Laptop and notebook theft is a major problem; it rates at between 3 percent to 7 percent of reported thefts, according to experts. In 2006, a company making computer-tracking products estimated 750,000 pieces of equipment a year were being stolen.

Another tracing firm said FBI statistics show two million laptop and notebook computers were stolen in the United States in a recent year. And 50 percent of 403 senior managers surveyed in the Computer Security Institute’s 2007 Computer Crime and Security Survey said their organization experienced laptop or mobile-device theft within the last 12 months.

In June 2008, Dell sponsored a Ponemon Institute study about lost laptops at airports. In this paper, we discovered that 12,000 laptops were lost in U.S. airports each week. Another press release indicated there were more than 3,300 lost at the eight largest airports in Europe, the Middle East, and Africa. Even if a good many are rapidly retrieved or end up at the lost-and-found desk, others vanish into thin air. Somebody, somewhere will be very happy with them.

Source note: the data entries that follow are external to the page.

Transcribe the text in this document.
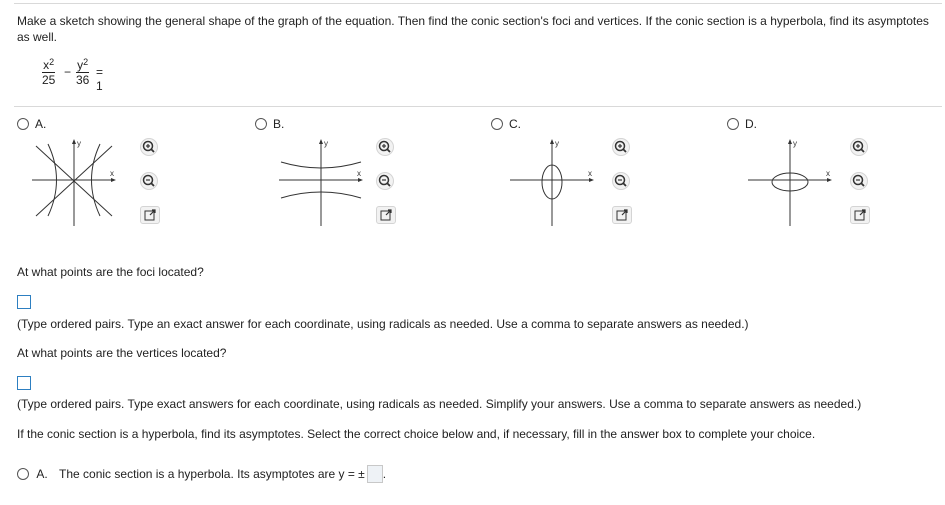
Make a sketch showing the general shape of the graph of the equation. Then find the conic section's foci and vertices. If the conic section is a hyperbola, find its asymptotes as well.
$\frac{x^2}{25} - \frac{y^2}{36} = 1$
A.
y
x
B.
y
x
C.
y
x
D.
y
x
At what points are the foci located?
(Type ordered pairs. Type an exact answer for each coordinate, using radicals as needed. Use a comma to separate answers as needed.)
At what points are the vertices located?
(Type ordered pairs. Type exact answers for each coordinate, using radicals as needed. Simplify your answers. Use a comma to separate answers as needed.)
If the conic section is a hyperbola, find its asymptotes. Select the correct choice below and, if necessary, fill in the answer box to complete your choice.
A. The conic section is a hyperbola. Its asymptotes are y = ± .
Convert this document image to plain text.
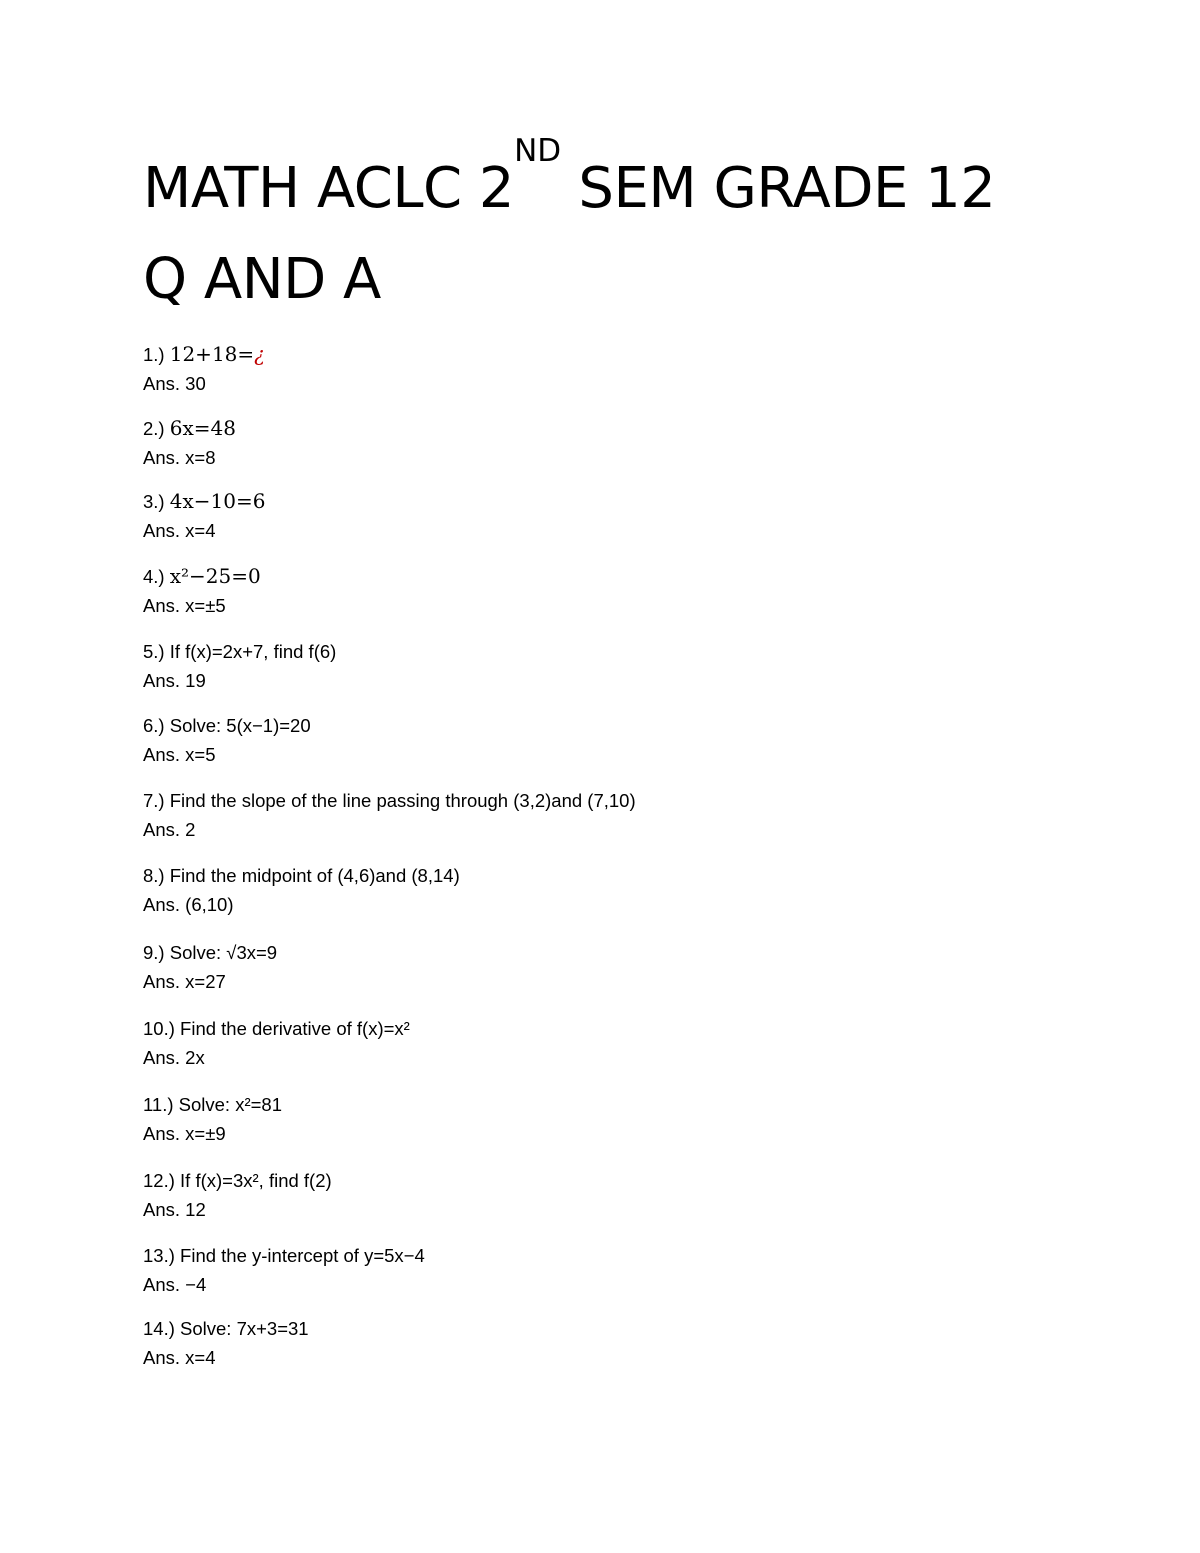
MATH ACLC 2ND SEM GRADE 12
Q AND A
1.) 12+18=¿
Ans. 30
2.) 6x=48
Ans. x=8
3.) 4x−10=6
Ans. x=4
4.) x²−25=0
Ans. x=±5
5.) If f(x)=2x+7, find f(6)
Ans. 19
6.) Solve: 5(x−1)=20
Ans. x=5
7.) Find the slope of the line passing through (3,2)and (7,10)
Ans. 2
8.) Find the midpoint of (4,6)and (8,14)
Ans. (6,10)
9.) Solve: √3x=9
Ans. x=27
10.) Find the derivative of f(x)=x²
Ans. 2x
11.) Solve: x²=81
Ans. x=±9
12.) If f(x)=3x², find f(2)
Ans. 12
13.) Find the y-intercept of y=5x−4
Ans. −4
14.) Solve: 7x+3=31
Ans. x=4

I decided to blog on this subject because it was just yesterday that I was a speaker at the Eurosec’2008 conference in Paris. Just after my talk, someone working in the counterespionage and counterterrorism circles explained that data theft and reselling equipment on the black market were not the only targets of thieves. 30 percent of these thefts are dedicated to industrial espionage, he said. In 70 percent of the instances, they are stolen to attempt unlawful acts of software piracy, for downloading pedophilia images, browsing terrorist and extremist web sites, exchanging information via blogs and forums, and for sending terror email for intimidation or for claiming responsibility for bombings.

When a burglary occurs, thieves often use stolen cars. Some days after the crime, the police often find the charred car at the bottom of a forest. Now, the same method is being used by cybercriminals; after it’s been used, the computer is destroyed and never found again. And it’s far easier to steal a laptop than an automobile.